Since Obsidian doesn't have a mobile app (yet), I was looking for alternatives that would allow me to take notes on my phone (since majority of my reading would take place there). Mem.ai seemed to do the trick! It's basically Apple Notes, but powered by a graph database. Taking notes is blazingly fast, requires no hierarchy, and easy to search. You can check it out here (let me know if you need an invite)!
Postulate consolidates the entire writing process, from research to publication. You can first use it to store your thoughts and inspirations. Then, you can turn these snippets into posts, where they can be easily referenced and linked. There are also conversion metrics that can help motivate you in writing. Interested? You can check it out here.
📖 Rabbit Hole Reads (and Listens!)
Working in Public
The inspiration of this essay! In this book, Nadia Eghbal does an anthropological exploration of open source software development, from how it's made to how it's maintained. I believe this book is insightful not just for developers, but for creators of all kinds. I recommend listening to her interview with David Perell here.

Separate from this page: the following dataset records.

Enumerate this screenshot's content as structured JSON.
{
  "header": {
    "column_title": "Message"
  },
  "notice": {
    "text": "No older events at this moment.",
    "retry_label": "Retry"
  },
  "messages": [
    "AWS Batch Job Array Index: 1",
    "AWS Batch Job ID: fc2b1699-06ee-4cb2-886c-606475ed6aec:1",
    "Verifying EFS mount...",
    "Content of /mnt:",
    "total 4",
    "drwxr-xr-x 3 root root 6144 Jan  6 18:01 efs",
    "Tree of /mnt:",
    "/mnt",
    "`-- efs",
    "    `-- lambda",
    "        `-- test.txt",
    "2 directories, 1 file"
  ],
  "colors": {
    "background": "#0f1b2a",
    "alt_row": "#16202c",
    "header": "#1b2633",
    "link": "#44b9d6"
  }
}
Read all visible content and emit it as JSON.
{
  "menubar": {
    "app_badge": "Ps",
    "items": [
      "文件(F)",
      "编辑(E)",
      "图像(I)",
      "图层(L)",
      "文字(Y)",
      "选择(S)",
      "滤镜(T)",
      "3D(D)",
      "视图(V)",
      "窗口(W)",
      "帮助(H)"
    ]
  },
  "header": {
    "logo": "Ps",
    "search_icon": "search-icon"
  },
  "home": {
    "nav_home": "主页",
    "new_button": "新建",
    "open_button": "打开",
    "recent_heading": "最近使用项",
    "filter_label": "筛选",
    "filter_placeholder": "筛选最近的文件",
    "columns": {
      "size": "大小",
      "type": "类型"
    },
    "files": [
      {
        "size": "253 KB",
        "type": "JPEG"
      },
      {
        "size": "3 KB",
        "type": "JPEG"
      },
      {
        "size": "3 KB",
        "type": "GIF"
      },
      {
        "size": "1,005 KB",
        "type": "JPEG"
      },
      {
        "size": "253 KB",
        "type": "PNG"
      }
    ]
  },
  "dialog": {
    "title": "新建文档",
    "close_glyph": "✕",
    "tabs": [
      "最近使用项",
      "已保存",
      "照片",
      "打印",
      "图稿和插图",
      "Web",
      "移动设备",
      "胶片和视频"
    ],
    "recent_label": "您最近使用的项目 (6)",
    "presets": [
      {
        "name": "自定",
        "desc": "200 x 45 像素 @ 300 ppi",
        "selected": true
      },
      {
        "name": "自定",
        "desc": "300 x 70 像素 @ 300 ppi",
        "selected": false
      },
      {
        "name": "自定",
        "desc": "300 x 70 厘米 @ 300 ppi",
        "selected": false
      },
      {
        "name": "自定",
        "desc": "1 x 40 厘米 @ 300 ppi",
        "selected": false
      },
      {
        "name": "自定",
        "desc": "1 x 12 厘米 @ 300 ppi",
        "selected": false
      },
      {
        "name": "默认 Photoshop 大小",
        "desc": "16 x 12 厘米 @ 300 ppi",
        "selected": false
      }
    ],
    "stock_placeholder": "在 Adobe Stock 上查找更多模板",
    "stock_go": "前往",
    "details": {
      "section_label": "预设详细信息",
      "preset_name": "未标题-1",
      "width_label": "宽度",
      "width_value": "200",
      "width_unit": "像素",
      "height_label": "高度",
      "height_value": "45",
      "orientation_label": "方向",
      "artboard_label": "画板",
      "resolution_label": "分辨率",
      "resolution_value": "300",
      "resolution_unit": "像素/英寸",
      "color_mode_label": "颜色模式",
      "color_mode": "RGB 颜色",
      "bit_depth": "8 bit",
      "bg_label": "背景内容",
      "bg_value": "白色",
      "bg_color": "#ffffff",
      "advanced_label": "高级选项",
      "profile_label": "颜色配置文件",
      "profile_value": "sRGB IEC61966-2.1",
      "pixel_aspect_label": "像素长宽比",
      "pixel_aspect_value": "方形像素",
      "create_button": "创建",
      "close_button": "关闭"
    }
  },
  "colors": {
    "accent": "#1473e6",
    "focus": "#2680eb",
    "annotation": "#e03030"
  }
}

REPAIRING INNOVATION: A Study of Integrating AI in Clinical Care
A recommendation from my mentor, Matthew! This report discusses the importance of repair work in the face of disruptive/innovative technologies. It even delves into emotional/cognitive labor (which nurses do to help integrate AI into healthcare). Here's a favorite quote of mine:
"The process of repair during innovation is generative because it is not about recovering a status quo, but rather about creating new practices and possibilities...it (repair work) requires creativity, skill, and ingenuity—and should be valued as such."
You can read it here.
Maintainers Anonymous is a podcast where Henry Zhu (maintainer of Babel) chats with maintainers of code, cities, and infrastructure. They talk about their process, motivations, and struggles as they learn in public. You may listen to it here.
🧘 Wise Words
If you already find joining communities tiring, imagine running them. Community building is a taxing endeavor that minorities often have to bear the brunt of. Read more in this tweet:
Bhoka @booplots of tweets on the timeline about building communities online, but no mention of how emotionally taxing it is? or how many times you’ve been pushed to the edge and cried over moderation group chats? like okaaaaay you and the boys on a discord server does not a community make
Almost a year ago, I found writing too scary to start. Now, it’s still intimidating to me, but here I am, six issues later! It’s all thanks to you guys that I keep reading and creating. It’s a pleasure to be able to share my thoughts (500~ tabs worth) with you all.